Connolly believes seven Test matches in the last nine weeks have taken their toll on the Wallabies, who came from behind to beat the Springboks at Sydney's Telstra Stadium thanks to a late Stirling Mortlock conversion.
The hosts were again under pressure at the scrum, while their
line-out was also below-par against the world class South Africa jumpers.
Australia also lacked attacking enterprise in the backs and were regularly out-muscled at the breakdown, much in the same way as they were in last weekend's defeat to New Zealand.
"Playing seven Tests in nine weeks has been very draining. We were flat tonight and off our game," said Connolly.
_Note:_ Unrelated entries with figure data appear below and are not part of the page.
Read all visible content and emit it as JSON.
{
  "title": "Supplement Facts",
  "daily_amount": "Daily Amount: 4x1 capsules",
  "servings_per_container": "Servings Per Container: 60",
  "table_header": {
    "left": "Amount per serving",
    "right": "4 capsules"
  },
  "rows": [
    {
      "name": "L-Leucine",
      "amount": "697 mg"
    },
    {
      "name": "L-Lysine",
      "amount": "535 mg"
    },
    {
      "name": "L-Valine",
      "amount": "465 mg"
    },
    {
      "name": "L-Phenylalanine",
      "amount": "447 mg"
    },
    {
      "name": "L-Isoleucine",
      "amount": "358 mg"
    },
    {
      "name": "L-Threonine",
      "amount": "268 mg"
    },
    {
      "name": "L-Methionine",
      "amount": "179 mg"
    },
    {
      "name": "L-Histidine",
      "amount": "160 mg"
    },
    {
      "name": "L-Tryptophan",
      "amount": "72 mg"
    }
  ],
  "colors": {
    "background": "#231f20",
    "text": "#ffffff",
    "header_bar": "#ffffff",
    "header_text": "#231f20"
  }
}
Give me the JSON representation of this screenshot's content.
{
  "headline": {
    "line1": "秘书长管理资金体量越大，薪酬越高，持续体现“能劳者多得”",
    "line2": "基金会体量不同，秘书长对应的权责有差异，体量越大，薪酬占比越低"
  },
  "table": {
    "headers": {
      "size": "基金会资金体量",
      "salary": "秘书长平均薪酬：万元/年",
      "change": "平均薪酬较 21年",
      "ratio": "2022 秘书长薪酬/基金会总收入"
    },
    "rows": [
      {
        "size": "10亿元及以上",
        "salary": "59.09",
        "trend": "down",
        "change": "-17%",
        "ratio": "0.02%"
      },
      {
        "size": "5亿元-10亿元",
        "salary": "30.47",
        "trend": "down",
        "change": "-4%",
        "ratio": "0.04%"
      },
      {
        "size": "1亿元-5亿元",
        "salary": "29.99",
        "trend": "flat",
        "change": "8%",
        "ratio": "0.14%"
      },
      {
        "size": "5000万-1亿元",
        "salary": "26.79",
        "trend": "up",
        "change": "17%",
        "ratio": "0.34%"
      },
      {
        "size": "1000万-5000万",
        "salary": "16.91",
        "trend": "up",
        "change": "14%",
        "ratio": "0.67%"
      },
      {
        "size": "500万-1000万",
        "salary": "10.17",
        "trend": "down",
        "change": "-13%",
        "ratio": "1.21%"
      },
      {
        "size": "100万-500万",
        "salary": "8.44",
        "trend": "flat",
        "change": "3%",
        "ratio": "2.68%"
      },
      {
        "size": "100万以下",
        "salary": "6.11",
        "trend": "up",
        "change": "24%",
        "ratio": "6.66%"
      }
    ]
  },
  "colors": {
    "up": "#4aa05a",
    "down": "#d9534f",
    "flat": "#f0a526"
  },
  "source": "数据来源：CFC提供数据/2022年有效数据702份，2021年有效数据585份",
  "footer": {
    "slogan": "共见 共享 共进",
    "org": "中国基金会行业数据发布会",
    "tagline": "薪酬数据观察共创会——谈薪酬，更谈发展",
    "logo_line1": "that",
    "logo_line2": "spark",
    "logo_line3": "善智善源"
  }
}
"I was disappointed how we played at times but delighted with the win. Any time you beat the Springboks, you have got to be happy. The good thing is we gutsed it out.
"We were emotionally and physically flat after last week's game against the All Blacks. After beating them [South Africa] 49-0 a few weeks ago, I suppose some guys may have thought we would have just had to turn up to win."
Connolly's views were echoed by captain George Gregan, who admitted the team was flat at training on Wednesday and struggled to lift themselves before kick-off.
"Back-to-back Tests are hard to get over," Gregan said. "Last week's game was physically demanding. But the pleasing aspect was that we showed composure and ground out a win.
"We found it hard to get into any rhythm and made some fundamental errors."
After dissecting his side's performance, Connolly immediately turned his attention to their next Tri-Nations match against the All Blacks in Auckland on August 19.
"We have two weeks to prepare for this game. Some players are thinking of Auckland now," he said.
Saturday's win was the second time Mortlock has kicked a late goal to boot the Wallabies to a Tri-Nations victory over South Africa.
Six years ago, the centre landed a penalty when Australia captured the title with a thrilling 19-18 win in Durban.
Recalling his conversion of Mat Rogers' 75th-minute try, Mortlock said: "These are the moments you enjoy - the kick to win the match. They are what you train for and you have to trust your technique and do the job."
The Springboks' Tri-Nations hopes will hinge on a Wallabies victory in Auckland.
A New Zealand victory will guarantee them the trophy and South Africa coach Jake White admits he'll be praying for an Australian victory.
"I'll be wearing my yellow jumper," he joked.
But White wasn't laughing about Saturday's agonising defeat.
"The game got away from us with four minutes to go," he said. "Had we got the bounce of the ball, we would have won.
"It was a game of inches. They hit the pole with the Rogers conversion and had Butch James' kick bounced one metre left or right when Mark Gerrard scored, we would have scored."